I think a key thing to drill into your dd is no matter what his safety is not her responsibility, it doesn’t really help I know but it is crucial. If this YP wants to harm themselves they will no matter what . You dd should never ever feel they can’t call the police and or ambulance, they need to escalate this every time . If they are serious then you dd is not equipped to deal with it and if not they can’t use this as a manipulation . I’m quite sure for some this is a way of off loading emotions they can’t deal with ( leaving home for example) and they need to learn safer coping strategies.

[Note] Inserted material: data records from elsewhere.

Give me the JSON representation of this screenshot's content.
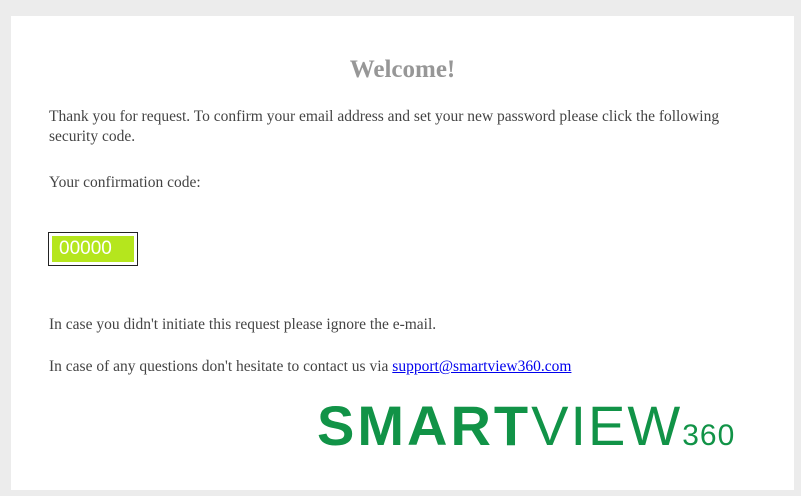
{
  "email": {
    "title": "Welcome!",
    "intro": "Thank you for request. To confirm your email address and set your new password please click the following security code.",
    "code_label": "Your confirmation code:",
    "code": "00000",
    "ignore_note": "In case you didn't initiate this request please ignore the e-mail.",
    "contact_prefix": "In case of any questions don't hesitate to contact us via ",
    "contact_email": "support@smartview360.com"
  },
  "logo": {
    "part1": "SMART",
    "part2": "VIEW",
    "part3": "360",
    "color": "#119347"
  },
  "colors": {
    "code_bg": "#b5e61d",
    "title": "#979797",
    "background": "#ececec"
  }
}
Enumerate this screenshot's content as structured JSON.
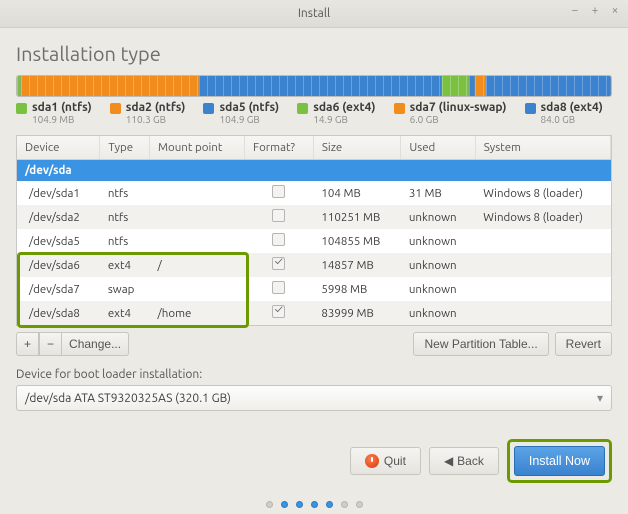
{
  "window": {
    "title": "Install"
  },
  "page": {
    "heading": "Installation type"
  },
  "colors": {
    "green": "#7ac142",
    "orange": "#f28c1d",
    "blue": "#3b82cf",
    "lime": "#6a9a00"
  },
  "usage_segments": [
    {
      "color": "#7ac142",
      "pct": 0.6
    },
    {
      "color": "#f28c1d",
      "pct": 30
    },
    {
      "color": "#3b82cf",
      "pct": 41
    },
    {
      "color": "#7ac142",
      "pct": 4.5
    },
    {
      "color": "#3b82cf",
      "pct": 1
    },
    {
      "color": "#f28c1d",
      "pct": 1.9
    },
    {
      "color": "#3b82cf",
      "pct": 21
    }
  ],
  "legend": [
    {
      "color": "#7ac142",
      "label": "sda1 (ntfs)",
      "size": "104.9 MB"
    },
    {
      "color": "#f28c1d",
      "label": "sda2 (ntfs)",
      "size": "110.3 GB"
    },
    {
      "color": "#3b82cf",
      "label": "sda5 (ntfs)",
      "size": "104.9 GB"
    },
    {
      "color": "#7ac142",
      "label": "sda6 (ext4)",
      "size": "14.9 GB"
    },
    {
      "color": "#f28c1d",
      "label": "sda7 (linux-swap)",
      "size": "6.0 GB"
    },
    {
      "color": "#3b82cf",
      "label": "sda8 (ext4)",
      "size": "84.0 GB"
    }
  ],
  "table": {
    "headers": {
      "device": "Device",
      "type": "Type",
      "mount": "Mount point",
      "format": "Format?",
      "size": "Size",
      "used": "Used",
      "system": "System"
    },
    "group": "/dev/sda",
    "rows": [
      {
        "device": "/dev/sda1",
        "type": "ntfs",
        "mount": "",
        "format": false,
        "size": "104 MB",
        "used": "31 MB",
        "system": "Windows 8 (loader)"
      },
      {
        "device": "/dev/sda2",
        "type": "ntfs",
        "mount": "",
        "format": false,
        "size": "110251 MB",
        "used": "unknown",
        "system": "Windows 8 (loader)"
      },
      {
        "device": "/dev/sda5",
        "type": "ntfs",
        "mount": "",
        "format": false,
        "size": "104855 MB",
        "used": "unknown",
        "system": ""
      },
      {
        "device": "/dev/sda6",
        "type": "ext4",
        "mount": "/",
        "format": true,
        "size": "14857 MB",
        "used": "unknown",
        "system": ""
      },
      {
        "device": "/dev/sda7",
        "type": "swap",
        "mount": "",
        "format": false,
        "size": "5998 MB",
        "used": "unknown",
        "system": ""
      },
      {
        "device": "/dev/sda8",
        "type": "ext4",
        "mount": "/home",
        "format": true,
        "size": "83999 MB",
        "used": "unknown",
        "system": ""
      }
    ]
  },
  "toolbar": {
    "add": "+",
    "remove": "−",
    "change": "Change...",
    "new_table": "New Partition Table...",
    "revert": "Revert"
  },
  "boot": {
    "label": "Device for boot loader installation:",
    "value": "/dev/sda   ATA ST9320325AS (320.1 GB)"
  },
  "footer": {
    "quit": "Quit",
    "back": "Back",
    "install": "Install Now"
  },
  "stepper": {
    "total": 7,
    "active": [
      1,
      2,
      3,
      4
    ]
  }
}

Your are absolutely right to be concerned for your dd and her flatmates. They need to reach out for some support from uni well being , therapist or even one of the mental health charities . They also need to know they can also call uni site security 24/7 and in my experience they treat this sort of thing very seriously and will be there to support the flat .

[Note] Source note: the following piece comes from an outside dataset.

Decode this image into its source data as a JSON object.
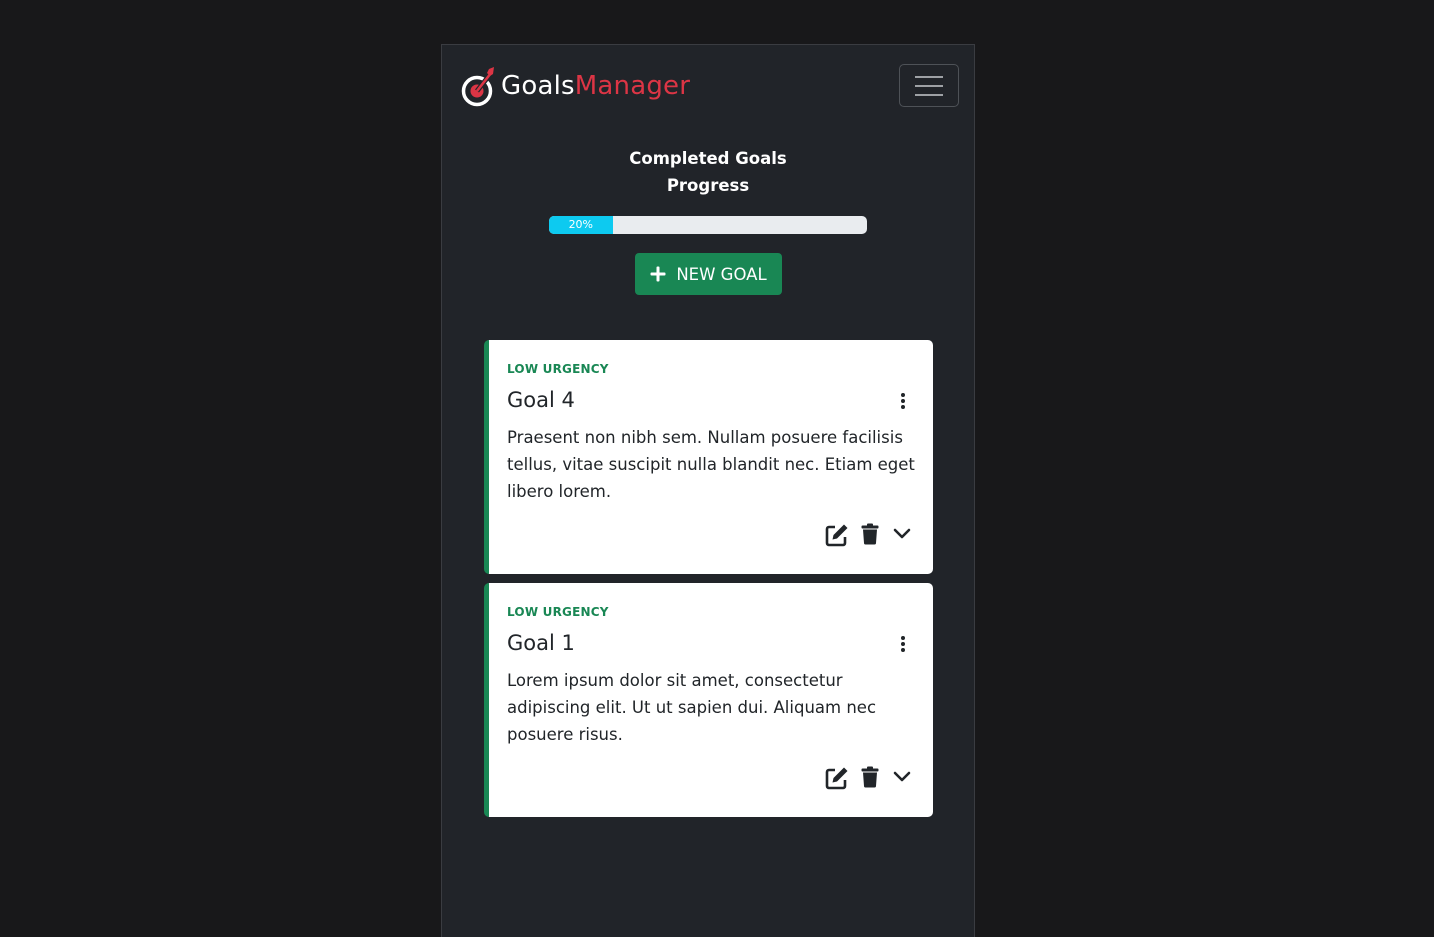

Im sorry she has had such a hard time starting her new journey but it sounds as if she has a lot of support from you and her other flatmates and their families . I hope things resolve soon
 

mentalcat

New member
Jenny - thanks for the reply, i have been wondering what had happened with this awful situation. I think that the fact that the YP thinks he is ok after a couple of weeks is questionable - what has happened that is so earth shattering in the last couple of weeks that has put all thoughts of self harm and suicide out of his head? You say that Uni wellbeing have 'had him assessed', but i wonder what this actually means? The whole thing with the supervised meeting brings up a few questions in my mind. Does he want someone else there to be a peacekeeper? If so, then he must realise that the flatmates don't want him back, and if he realises this, how is it going to help his mental state being in a place with people that don't feel safe with him? Also, i don't think its fair to expect the flatmates to be really honest with someone else there, on his behalf? I am somewhat surprised that his parents think he is ready to go back - anyone who shows such extreme behaviour in a couple of weeks, due to the 'transition' from home to Uni is NOT someone who is showing much maturity in expressing his feelings, and there is no guarantee that it will not happen again. I sincerely hope that the young man involved gets some of the help that i think he needs. Personally if he was my son, i would defer his place and keep him home, but if they are not going to do that, at least keep him at home until the New Year, and then review how he has coped from now until Christmas. I appreciate that the Uni is in a bit of a hard place, BUT i think it is completely understandable that the flat mates don't feel comfortable with accepting him back, they are youngsters just trying to start their journeys, they really should not have to be responsible for the life and wellbeing of someone else. The only thing i can suggest is to write a letter stating your worries about your daughter and the rest of the flatmates, and get them ALL to sign it, and even their parents if possible. Standing together as an entire flat/group is probably the best way to make the Uni see what your issues are. I hope you get it sorted out, i do feel sympathy for the young man, but the way it has been handled seems to have taken his wellbeing into account OVER the wellbeing of the other youngsters, which is just not right.